NIH's long sordid history of failing to launch new investigators fairly and cleanly

May 03 2018 Published by under Fixing the NIH, NIH, NIH Careerism

Actually, they call it "A History of Commitment"

It starts with the launch of the R23 in 1977, covers the invention and elimination of the R29 FIRST and goes all the way to the 2017 announcement that prior ESI still need help, this time for their second and third rounds of funding as "Early Established Investigators".


Updated to add:
Mike Lauer is wringing his hands on the blog about The Issue that (allegedly) keeps us (NIH officialdom) awake at night [needs citation].

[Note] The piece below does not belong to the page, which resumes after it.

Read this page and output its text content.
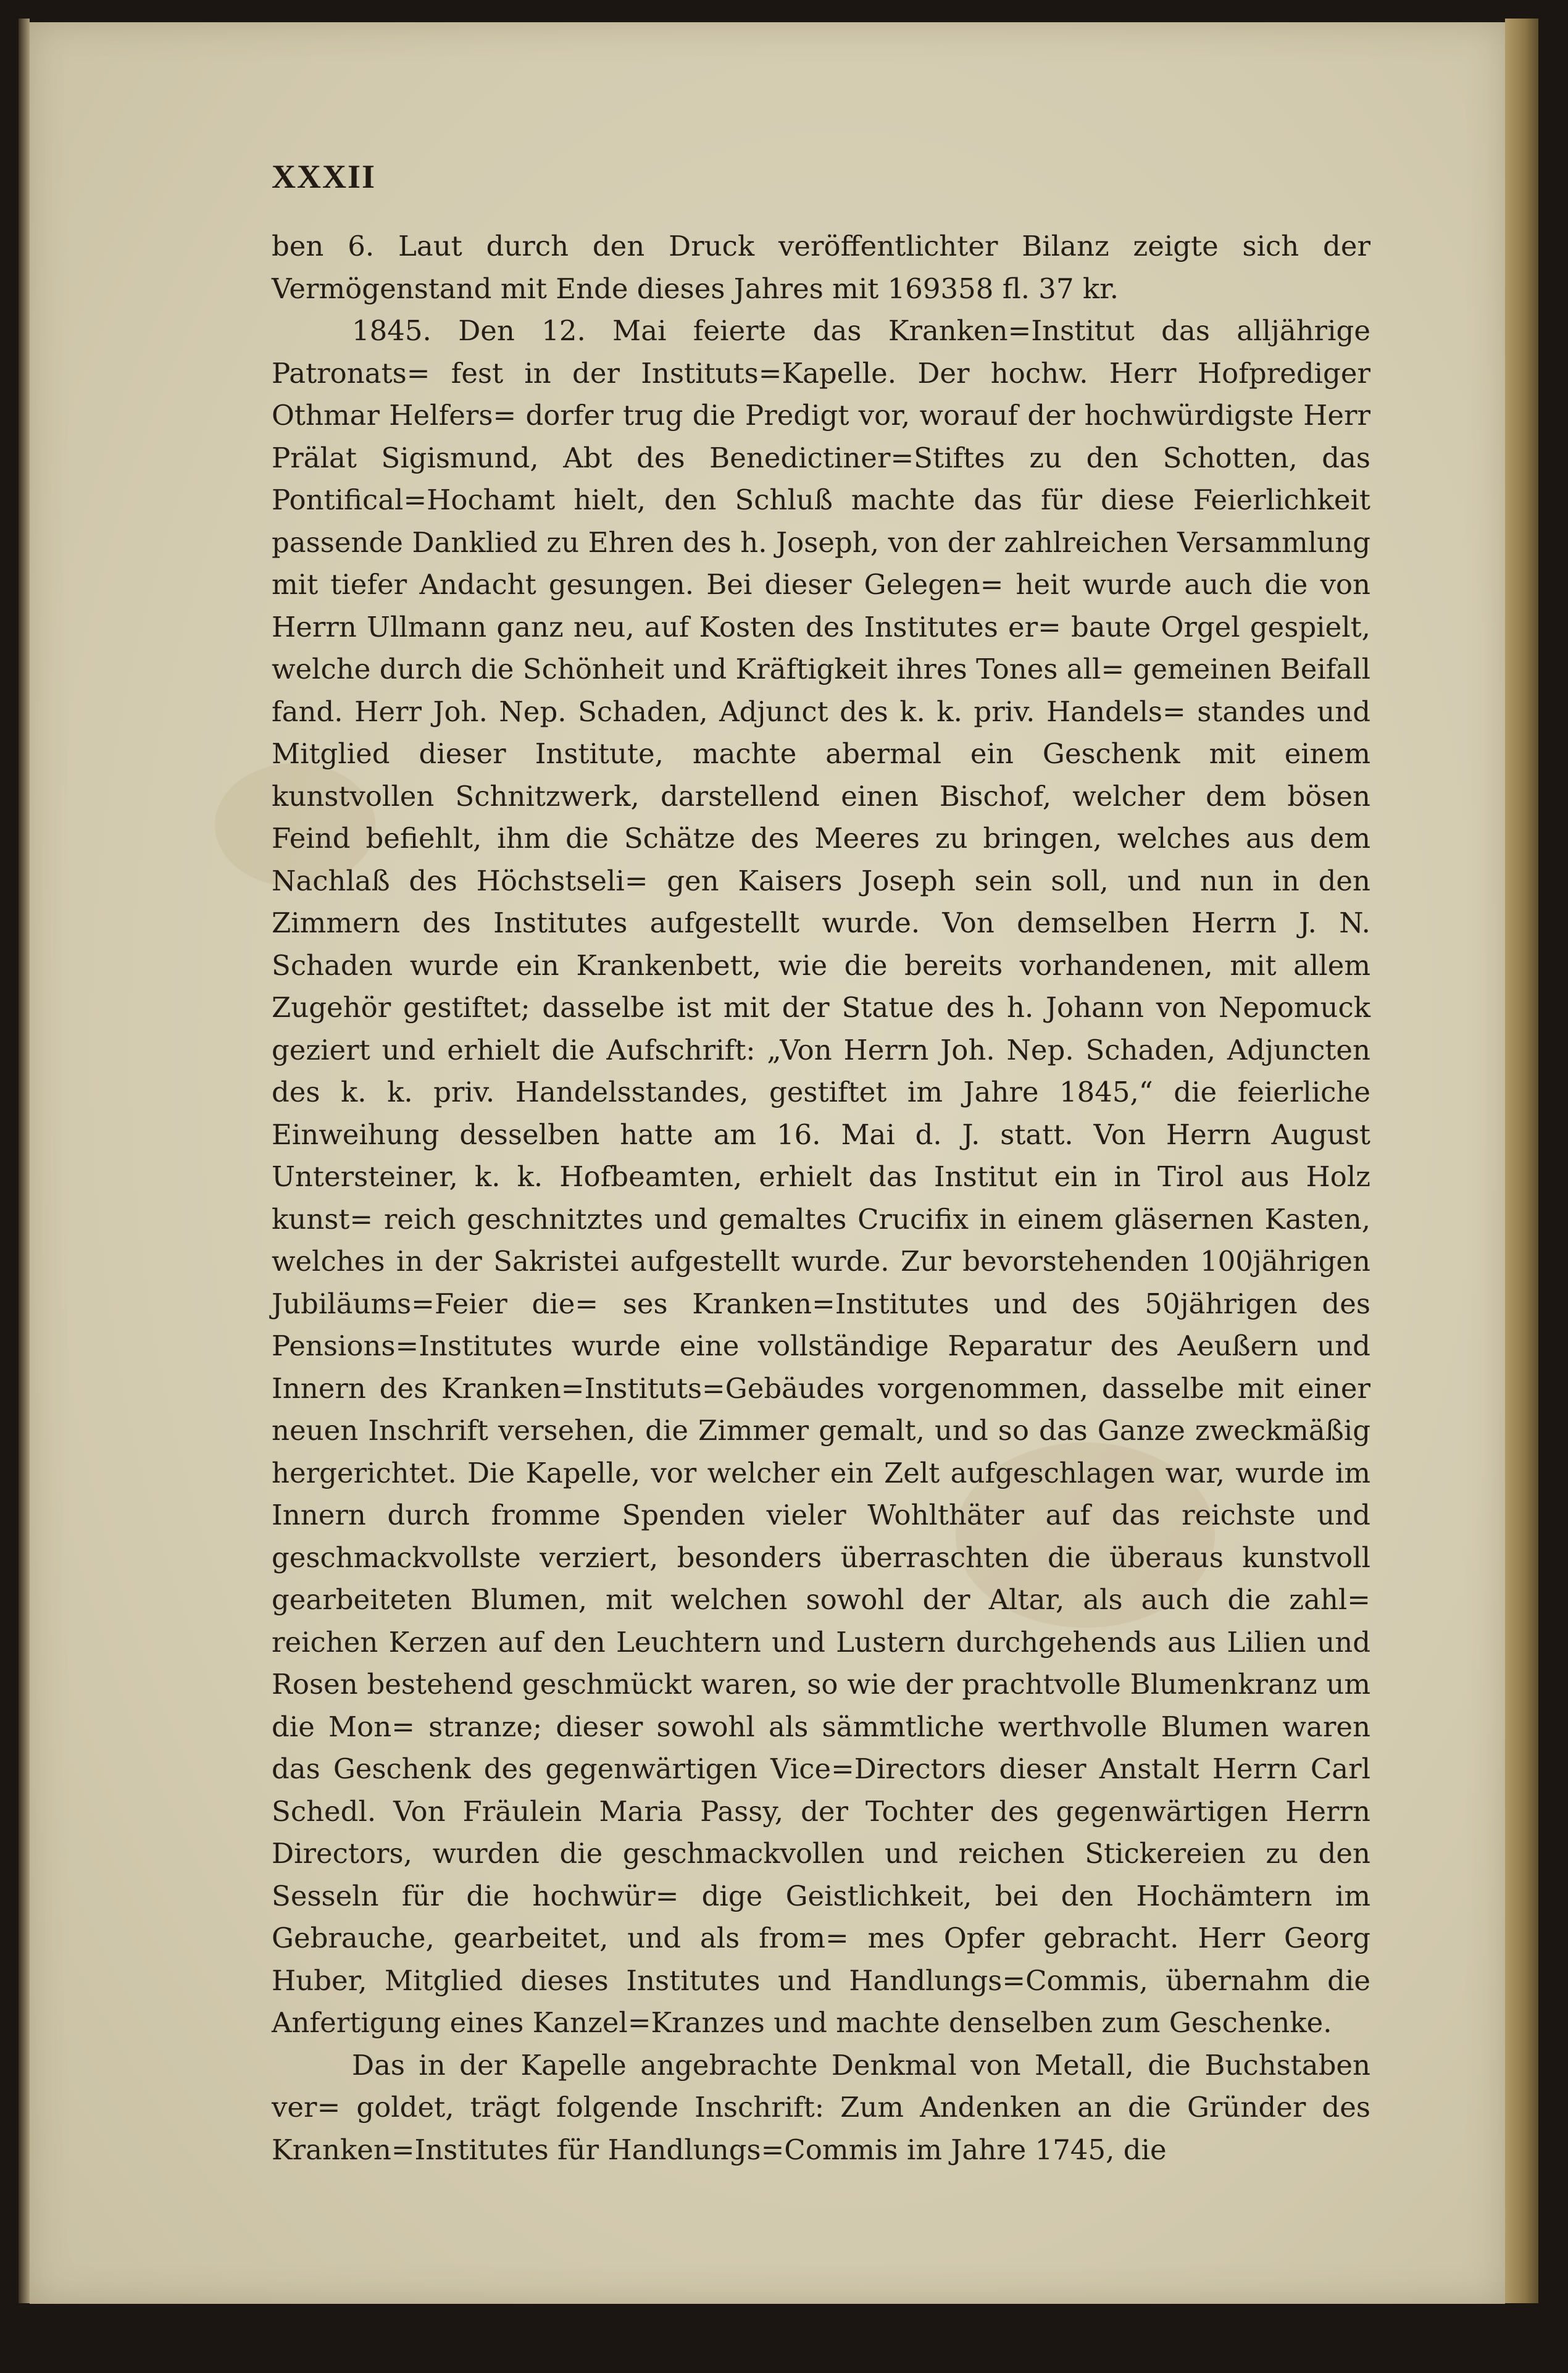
XXXII

ben 6. Laut durch den Druck veröffentlichter Bilanz zeigte sich der Vermögenstand mit Ende dieses Jahres mit 169358 fl. 37 kr.

1845. Den 12. Mai feierte das Kranken=Institut das alljährige Patronats= fest in der Instituts=Kapelle. Der hochw. Herr Hofprediger Othmar Helfers= dorfer trug die Predigt vor, worauf der hochwürdigste Herr Prälat Sigismund, Abt des Benedictiner=Stiftes zu den Schotten, das Pontifical=Hochamt hielt, den Schluß machte das für diese Feierlichkeit passende Danklied zu Ehren des h. Joseph, von der zahlreichen Versammlung mit tiefer Andacht gesungen. Bei dieser Gelegen= heit wurde auch die von Herrn Ullmann ganz neu, auf Kosten des Institutes er= baute Orgel gespielt, welche durch die Schönheit und Kräftigkeit ihres Tones all= gemeinen Beifall fand. Herr Joh. Nep. Schaden, Adjunct des k. k. priv. Handels= standes und Mitglied dieser Institute, machte abermal ein Geschenk mit einem kunstvollen Schnitzwerk, darstellend einen Bischof, welcher dem bösen Feind befiehlt, ihm die Schätze des Meeres zu bringen, welches aus dem Nachlaß des Höchstseli= gen Kaisers Joseph sein soll, und nun in den Zimmern des Institutes aufgestellt wurde. Von demselben Herrn J. N. Schaden wurde ein Krankenbett, wie die bereits vorhandenen, mit allem Zugehör gestiftet; dasselbe ist mit der Statue des h. Johann von Nepomuck geziert und erhielt die Aufschrift: „Von Herrn Joh. Nep. Schaden, Adjuncten des k. k. priv. Handelsstandes, gestiftet im Jahre 1845,“ die feierliche Einweihung desselben hatte am 16. Mai d. J. statt. Von Herrn August Untersteiner, k. k. Hofbeamten, erhielt das Institut ein in Tirol aus Holz kunst= reich geschnitztes und gemaltes Crucifix in einem gläsernen Kasten, welches in der Sakristei aufgestellt wurde. Zur bevorstehenden 100jährigen Jubiläums=Feier die= ses Kranken=Institutes und des 50jährigen des Pensions=Institutes wurde eine vollständige Reparatur des Aeußern und Innern des Kranken=Instituts=Gebäudes vorgenommen, dasselbe mit einer neuen Inschrift versehen, die Zimmer gemalt, und so das Ganze zweckmäßig hergerichtet. Die Kapelle, vor welcher ein Zelt aufgeschlagen war, wurde im Innern durch fromme Spenden vieler Wohlthäter auf das reichste und geschmackvollste verziert, besonders überraschten die überaus kunstvoll gearbeiteten Blumen, mit welchen sowohl der Altar, als auch die zahl= reichen Kerzen auf den Leuchtern und Lustern durchgehends aus Lilien und Rosen bestehend geschmückt waren, so wie der prachtvolle Blumenkranz um die Mon= stranze; dieser sowohl als sämmtliche werthvolle Blumen waren das Geschenk des gegenwärtigen Vice=Directors dieser Anstalt Herrn Carl Schedl. Von Fräulein Maria Passy, der Tochter des gegenwärtigen Herrn Directors, wurden die geschmackvollen und reichen Stickereien zu den Sesseln für die hochwür= dige Geistlichkeit, bei den Hochämtern im Gebrauche, gearbeitet, und als from= mes Opfer gebracht. Herr Georg Huber, Mitglied dieses Institutes und Handlungs=Commis, übernahm die Anfertigung eines Kanzel=Kranzes und machte denselben zum Geschenke.

Das in der Kapelle angebrachte Denkmal von Metall, die Buchstaben ver= goldet, trägt folgende Inschrift: Zum Andenken an die Gründer des Kranken=Institutes für Handlungs=Commis im Jahre 1745, die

We pledge to do everything we can to incorporate those recommendations, along with those of the NASEM panel, in our ongoing efforts to design, test, implement, and evaluate policies that will assure the success of the next generation of talented biomedical researchers.

5 responses so far

  • Thorazine says:

    You're so negative! This timeline is full of exciting high points in NI support, like:

    "November, 1998 – The NIH created a check box on the face page of the NIH grant application to identify R01 applications submitted by New Investigators."

    More seriously - I'm a little curious about how the early NI programs, like R23 and FIRST, compared with typical R01's at those times. "NIRA awards (R23) had direct cost amounts up to $35,000 for up to three years" sounds like insulting chump change now, but was it seen that way in 1977? And how was the three-year limit perceived?

  • A Salty Scientist says:

    First google inflation calculator hit shows that $35,000 in 1977 is worth almost $150,000 today. So probably seen as a decent grant at the time? That's in the ballpark of many private foundation grants that support junior PIs. I know DM has mentioned this many times, but ouch on the modular grant--$250,000 in 1999 is worth ~$375,000 today.

  • Microscientist says:

    I attended the NIH regional seminar where Mike Lauer gave the opening keynote. It was about all the things you and DataHound have been calling out. The issues of reducing buying power, too many mouths, and how hard it to get that first grant. The grand take away was "We are aware there is a problem." I got the sense that they might be scared that too many people will give up and they will take all the blame. No real possible solution unless Congress starts handing over wads of cash.
    Given that this was the very first presentation, the mental sad trombones was not the best way to kick things off!

  • drugmonkey says:

    Why is it not a “real possible solution” to reduce demand?